With the mannequin having legs I could finally start on the arms. Once the arms and hands are done the middle tip of the fingers should end at about mid thigh. So it helps to have the legs completed. Or roughly completed.
Creating the arms is much like creating the legs, however, first, I wanted a depression in the upper part of the torso where the shoulder joint fits. To do this I selected the edges of a face and tried to get the matching edges on the other side. I tried the transform tool to scale them in towards each other just a little. I did some individual tweaking of the location of the face as well. And a little use of the soft select tool.
For the shoulder joint, I created a sphere and then squished it a little. I didn’t want it perfectly round I wanted a bit more of an oblong with the same radius at each end, so not egg shape but not completely spherical like the rest of the joints. Once I had the joint sphere shaped I shifted it into place at the impression created for that joint.
As I said, creating the arms was much the same as creating the legs.
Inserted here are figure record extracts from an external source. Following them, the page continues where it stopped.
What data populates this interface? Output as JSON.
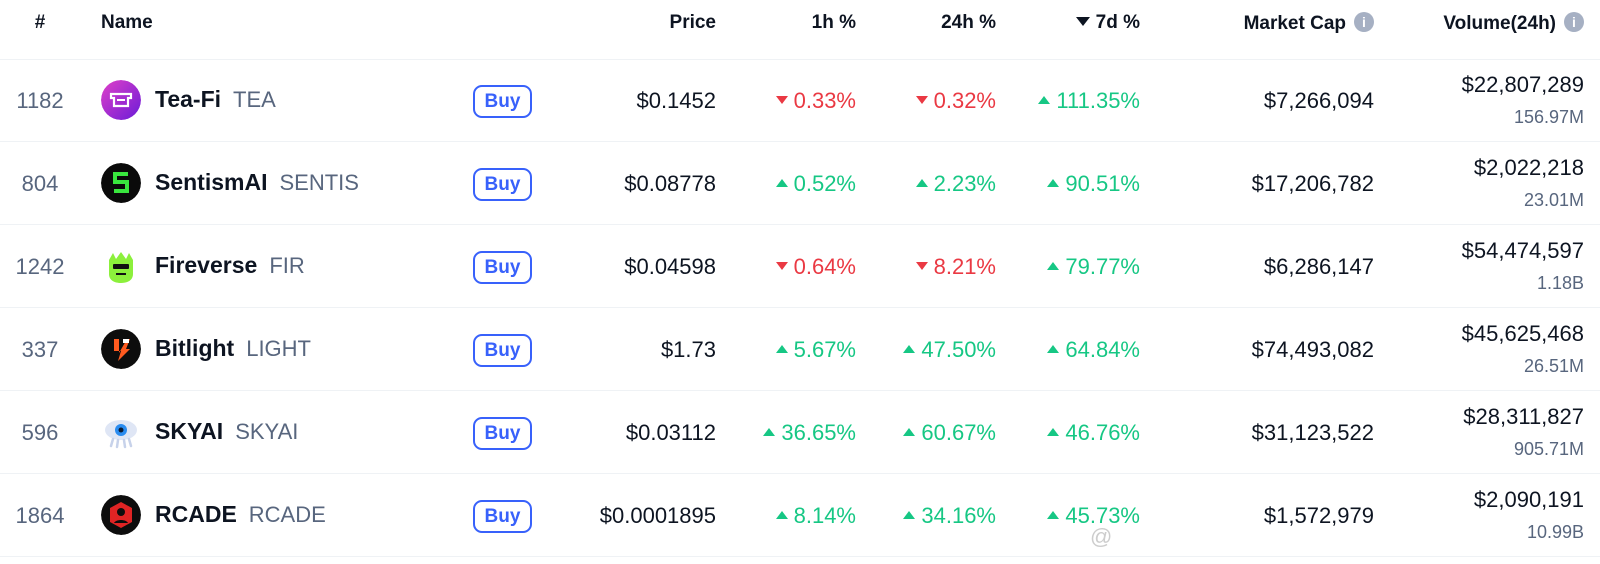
{
  "header": {
    "rank": "#",
    "name": "Name",
    "price": "Price",
    "h1": "1h %",
    "h24": "24h %",
    "d7": "7d %",
    "market_cap": "Market Cap",
    "volume": "Volume(24h)",
    "info_glyph": "i"
  },
  "buy_label": "Buy",
  "colors": {
    "up": "#16c784",
    "down": "#ea3943",
    "accent": "#3861fb"
  },
  "rows": [
    {
      "rank": "1182",
      "name": "Tea-Fi",
      "symbol": "TEA",
      "icon": "tea-fi-logo-icon",
      "price": "$0.1452",
      "h1": "0.33%",
      "h1_dir": "down",
      "h24": "0.32%",
      "h24_dir": "down",
      "d7": "111.35%",
      "d7_dir": "up",
      "market_cap": "$7,266,094",
      "volume": "$22,807,289",
      "volume_tokens": "156.97M"
    },
    {
      "rank": "804",
      "name": "SentismAI",
      "symbol": "SENTIS",
      "icon": "sentismai-logo-icon",
      "price": "$0.08778",
      "h1": "0.52%",
      "h1_dir": "up",
      "h24": "2.23%",
      "h24_dir": "up",
      "d7": "90.51%",
      "d7_dir": "up",
      "market_cap": "$17,206,782",
      "volume": "$2,022,218",
      "volume_tokens": "23.01M"
    },
    {
      "rank": "1242",
      "name": "Fireverse",
      "symbol": "FIR",
      "icon": "fireverse-logo-icon",
      "price": "$0.04598",
      "h1": "0.64%",
      "h1_dir": "down",
      "h24": "8.21%",
      "h24_dir": "down",
      "d7": "79.77%",
      "d7_dir": "up",
      "market_cap": "$6,286,147",
      "volume": "$54,474,597",
      "volume_tokens": "1.18B"
    },
    {
      "rank": "337",
      "name": "Bitlight",
      "symbol": "LIGHT",
      "icon": "bitlight-logo-icon",
      "price": "$1.73",
      "h1": "5.67%",
      "h1_dir": "up",
      "h24": "47.50%",
      "h24_dir": "up",
      "d7": "64.84%",
      "d7_dir": "up",
      "market_cap": "$74,493,082",
      "volume": "$45,625,468",
      "volume_tokens": "26.51M"
    },
    {
      "rank": "596",
      "name": "SKYAI",
      "symbol": "SKYAI",
      "icon": "skyai-logo-icon",
      "price": "$0.03112",
      "h1": "36.65%",
      "h1_dir": "up",
      "h24": "60.67%",
      "h24_dir": "up",
      "d7": "46.76%",
      "d7_dir": "up",
      "market_cap": "$31,123,522",
      "volume": "$28,311,827",
      "volume_tokens": "905.71M"
    },
    {
      "rank": "1864",
      "name": "RCADE",
      "symbol": "RCADE",
      "icon": "rcade-logo-icon",
      "price": "$0.0001895",
      "h1": "8.14%",
      "h1_dir": "up",
      "h24": "34.16%",
      "h24_dir": "up",
      "d7": "45.73%",
      "d7_dir": "up",
      "market_cap": "$1,572,979",
      "volume": "$2,090,191",
      "volume_tokens": "10.99B"
    }
  ],
  "watermark": "@"
}
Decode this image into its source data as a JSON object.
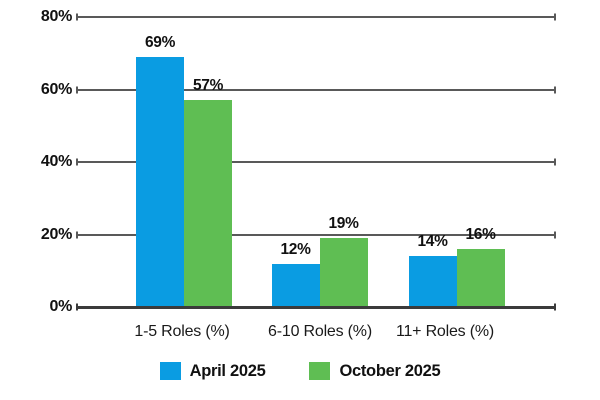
{
  "chart_data": {
    "type": "bar",
    "categories": [
      "1-5 Roles (%)",
      "6-10 Roles (%)",
      "11+ Roles (%)"
    ],
    "series": [
      {
        "name": "April 2025",
        "color": "#0A9CE2",
        "values": [
          69,
          12,
          14
        ]
      },
      {
        "name": "October 2025",
        "color": "#5FBE53",
        "values": [
          57,
          19,
          16
        ]
      }
    ],
    "data_labels": [
      "69%",
      "57%",
      "12%",
      "19%",
      "14%",
      "16%"
    ],
    "title": "",
    "xlabel": "",
    "ylabel": "",
    "ylim": [
      0,
      80
    ],
    "yticks": [
      0,
      20,
      40,
      60,
      80
    ],
    "ytick_labels": [
      "0%",
      "20%",
      "40%",
      "60%",
      "80%"
    ],
    "grid": true,
    "legend_position": "bottom"
  },
  "colors": {
    "grid": "#595959",
    "axis": "#3B3B3B",
    "text": "#111111",
    "background": "#FFFFFF"
  }
}
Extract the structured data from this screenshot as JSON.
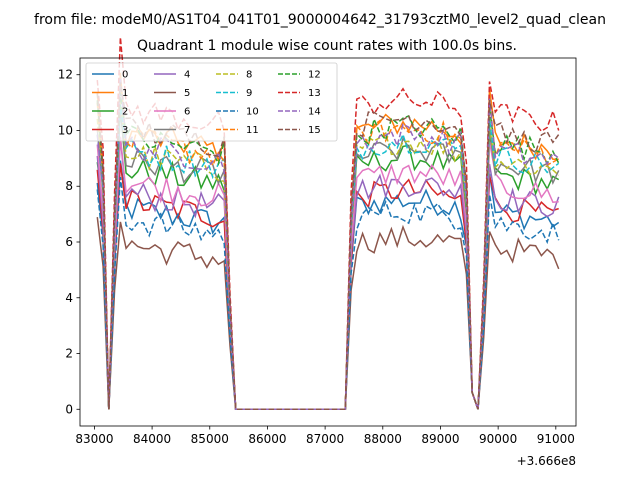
{
  "header": {
    "file_title": "from file: modeM0/AS1T04_041T01_9000004642_31793cztM0_level2_quad_clean"
  },
  "chart_data": {
    "type": "line",
    "title": "Quadrant 1 module wise count rates with 100.0s bins.",
    "xlabel": "",
    "ylabel": "",
    "x_offset_label": "+3.666e8",
    "xlim": [
      82750,
      91350
    ],
    "ylim": [
      -0.6,
      12.6
    ],
    "xticks": [
      83000,
      84000,
      85000,
      86000,
      87000,
      88000,
      89000,
      90000,
      91000
    ],
    "yticks": [
      0,
      2,
      4,
      6,
      8,
      10,
      12
    ],
    "grid": false,
    "legend": {
      "placement": "top-left",
      "columns": 4
    },
    "gaps_zero": [
      [
        85400,
        87350
      ],
      [
        89650,
        89650
      ]
    ],
    "series": [
      {
        "name": "0",
        "color": "#1f77b4",
        "dash": "solid",
        "base": 6.9,
        "peak": 7.6
      },
      {
        "name": "1",
        "color": "#ff7f0e",
        "dash": "solid",
        "base": 9.4,
        "peak": 10.4
      },
      {
        "name": "2",
        "color": "#2ca02c",
        "dash": "solid",
        "base": 8.1,
        "peak": 9.2
      },
      {
        "name": "3",
        "color": "#d62728",
        "dash": "solid",
        "base": 7.0,
        "peak": 8.0
      },
      {
        "name": "4",
        "color": "#9467bd",
        "dash": "solid",
        "base": 7.4,
        "peak": 8.2
      },
      {
        "name": "5",
        "color": "#8c564b",
        "dash": "solid",
        "base": 5.7,
        "peak": 6.2
      },
      {
        "name": "6",
        "color": "#e377c2",
        "dash": "solid",
        "base": 7.8,
        "peak": 8.6
      },
      {
        "name": "7",
        "color": "#7f7f7f",
        "dash": "solid",
        "base": 8.6,
        "peak": 9.4
      },
      {
        "name": "8",
        "color": "#bcbd22",
        "dash": "dashed",
        "base": 8.6,
        "peak": 9.8
      },
      {
        "name": "9",
        "color": "#17becf",
        "dash": "dashed",
        "base": 8.8,
        "peak": 9.8
      },
      {
        "name": "10",
        "color": "#1f77b4",
        "dash": "dashed",
        "base": 6.5,
        "peak": 7.2
      },
      {
        "name": "11",
        "color": "#ff7f0e",
        "dash": "dashed",
        "base": 9.2,
        "peak": 10.2
      },
      {
        "name": "12",
        "color": "#2ca02c",
        "dash": "dashed",
        "base": 9.3,
        "peak": 10.3
      },
      {
        "name": "13",
        "color": "#d62728",
        "dash": "dashed",
        "base": 10.4,
        "peak": 11.2
      },
      {
        "name": "14",
        "color": "#9467bd",
        "dash": "dashed",
        "base": 9.0,
        "peak": 10.0
      },
      {
        "name": "15",
        "color": "#8c564b",
        "dash": "dashed",
        "base": 9.6,
        "peak": 10.6
      }
    ]
  }
}
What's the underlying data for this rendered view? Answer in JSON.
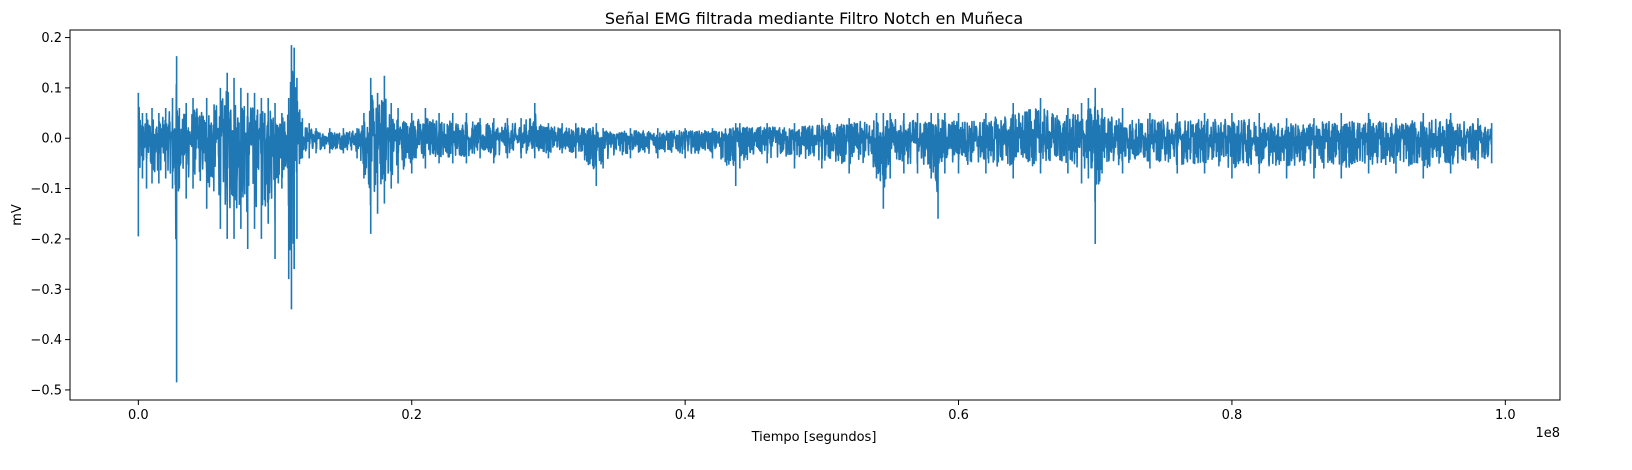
{
  "chart_data": {
    "type": "line",
    "title": "Señal EMG filtrada mediante Filtro Notch en Muñeca",
    "xlabel": "Tiempo [segundos]",
    "ylabel": "mV",
    "x_offset_label": "1e8",
    "xlim": [
      -0.05,
      1.04
    ],
    "ylim": [
      -0.52,
      0.215
    ],
    "x_scale_factor": 100000000,
    "xticks": [
      0.0,
      0.2,
      0.4,
      0.6,
      0.8,
      1.0
    ],
    "xtick_labels": [
      "0.0",
      "0.2",
      "0.4",
      "0.6",
      "0.8",
      "1.0"
    ],
    "yticks": [
      0.2,
      0.1,
      0.0,
      -0.1,
      -0.2,
      -0.3,
      -0.4,
      -0.5
    ],
    "ytick_labels": [
      "0.2",
      "0.1",
      "0.0",
      "−0.1",
      "−0.2",
      "−0.3",
      "−0.4",
      "−0.5"
    ],
    "grid": false,
    "line_color": "#1f77b4",
    "series": [
      {
        "x": [
          0.0,
          0.003,
          0.006,
          0.01,
          0.015,
          0.02,
          0.025,
          0.028,
          0.03,
          0.035,
          0.04,
          0.05,
          0.06,
          0.065,
          0.07,
          0.075,
          0.08,
          0.085,
          0.09,
          0.095,
          0.1,
          0.105,
          0.11,
          0.112,
          0.114,
          0.116,
          0.12,
          0.125,
          0.13,
          0.14,
          0.15,
          0.16,
          0.165,
          0.17,
          0.175,
          0.18,
          0.185,
          0.19,
          0.2,
          0.21,
          0.22,
          0.23,
          0.24,
          0.25,
          0.26,
          0.27,
          0.28,
          0.29,
          0.3,
          0.31,
          0.32,
          0.335,
          0.34,
          0.36,
          0.38,
          0.4,
          0.42,
          0.437,
          0.44,
          0.46,
          0.48,
          0.5,
          0.52,
          0.54,
          0.545,
          0.55,
          0.56,
          0.57,
          0.58,
          0.585,
          0.59,
          0.6,
          0.62,
          0.64,
          0.66,
          0.68,
          0.69,
          0.695,
          0.7,
          0.705,
          0.72,
          0.74,
          0.76,
          0.78,
          0.8,
          0.82,
          0.84,
          0.86,
          0.88,
          0.9,
          0.92,
          0.94,
          0.96,
          0.98,
          0.99
        ],
        "max": [
          0.09,
          0.05,
          0.05,
          0.06,
          0.05,
          0.06,
          0.08,
          0.163,
          0.06,
          0.07,
          0.08,
          0.08,
          0.1,
          0.13,
          0.12,
          0.1,
          0.09,
          0.09,
          0.08,
          0.08,
          0.07,
          0.05,
          0.08,
          0.185,
          0.18,
          0.12,
          0.04,
          0.03,
          0.02,
          0.02,
          0.02,
          0.02,
          0.05,
          0.12,
          0.09,
          0.124,
          0.07,
          0.06,
          0.05,
          0.06,
          0.05,
          0.05,
          0.05,
          0.04,
          0.04,
          0.04,
          0.04,
          0.07,
          0.03,
          0.03,
          0.03,
          0.03,
          0.02,
          0.02,
          0.02,
          0.02,
          0.02,
          0.03,
          0.03,
          0.03,
          0.03,
          0.04,
          0.04,
          0.05,
          0.05,
          0.05,
          0.05,
          0.05,
          0.05,
          0.05,
          0.05,
          0.05,
          0.05,
          0.07,
          0.08,
          0.06,
          0.07,
          0.08,
          0.1,
          0.06,
          0.06,
          0.05,
          0.05,
          0.05,
          0.05,
          0.05,
          0.04,
          0.04,
          0.05,
          0.05,
          0.04,
          0.05,
          0.05,
          0.04,
          0.03
        ],
        "min": [
          -0.195,
          -0.08,
          -0.1,
          -0.09,
          -0.09,
          -0.08,
          -0.1,
          -0.485,
          -0.1,
          -0.12,
          -0.1,
          -0.14,
          -0.18,
          -0.2,
          -0.2,
          -0.18,
          -0.22,
          -0.18,
          -0.2,
          -0.17,
          -0.24,
          -0.1,
          -0.28,
          -0.34,
          -0.26,
          -0.2,
          -0.04,
          -0.04,
          -0.03,
          -0.03,
          -0.03,
          -0.04,
          -0.08,
          -0.19,
          -0.15,
          -0.13,
          -0.1,
          -0.09,
          -0.07,
          -0.06,
          -0.05,
          -0.05,
          -0.05,
          -0.04,
          -0.05,
          -0.04,
          -0.04,
          -0.04,
          -0.04,
          -0.03,
          -0.04,
          -0.095,
          -0.06,
          -0.04,
          -0.04,
          -0.04,
          -0.04,
          -0.095,
          -0.06,
          -0.05,
          -0.06,
          -0.06,
          -0.07,
          -0.08,
          -0.14,
          -0.08,
          -0.07,
          -0.07,
          -0.08,
          -0.16,
          -0.07,
          -0.07,
          -0.07,
          -0.08,
          -0.07,
          -0.07,
          -0.09,
          -0.08,
          -0.21,
          -0.07,
          -0.07,
          -0.06,
          -0.07,
          -0.07,
          -0.08,
          -0.07,
          -0.08,
          -0.08,
          -0.08,
          -0.07,
          -0.07,
          -0.08,
          -0.07,
          -0.06,
          -0.05
        ]
      }
    ]
  }
}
I created the upper arm like I did the thighs and lower legs by creating a new cylinder with sections on the caps, because, as with the components of the legs, the cylinder that I had originally placed for the upper arm, had no sections on the ends and I wasn’t able to create the indention that I wanted for the elbow joint or the shoulder joint. Once that was created and shaped, I copied the upper arm to make the fore arm. I figured I already the indentations created so by copying the upper arm and scaling the copy so that it fit for the fore arm I could work a little smarter. I did have to scale each end a little on its own as the scale translation wasn’t exact for what I needed for the fore arm. At this point the only thing left was to add the sphere for the wrist joint. Well and the hand but I’ll get to that a little later. The wrist was nothing difficult, it was just a sphere, scaled to size.
This shot is a bit of a close up of the arm. You can see a little of the deform of the shoulder joint and that it’s not a true sphere.
Here’s another angle of the body and the arm.
In this side view you can see that I haven’t really differentiated the front to back in anything except the feet. I will need to do that since I want the back to be flat. Not yet though, that’s something for the next level of refinement.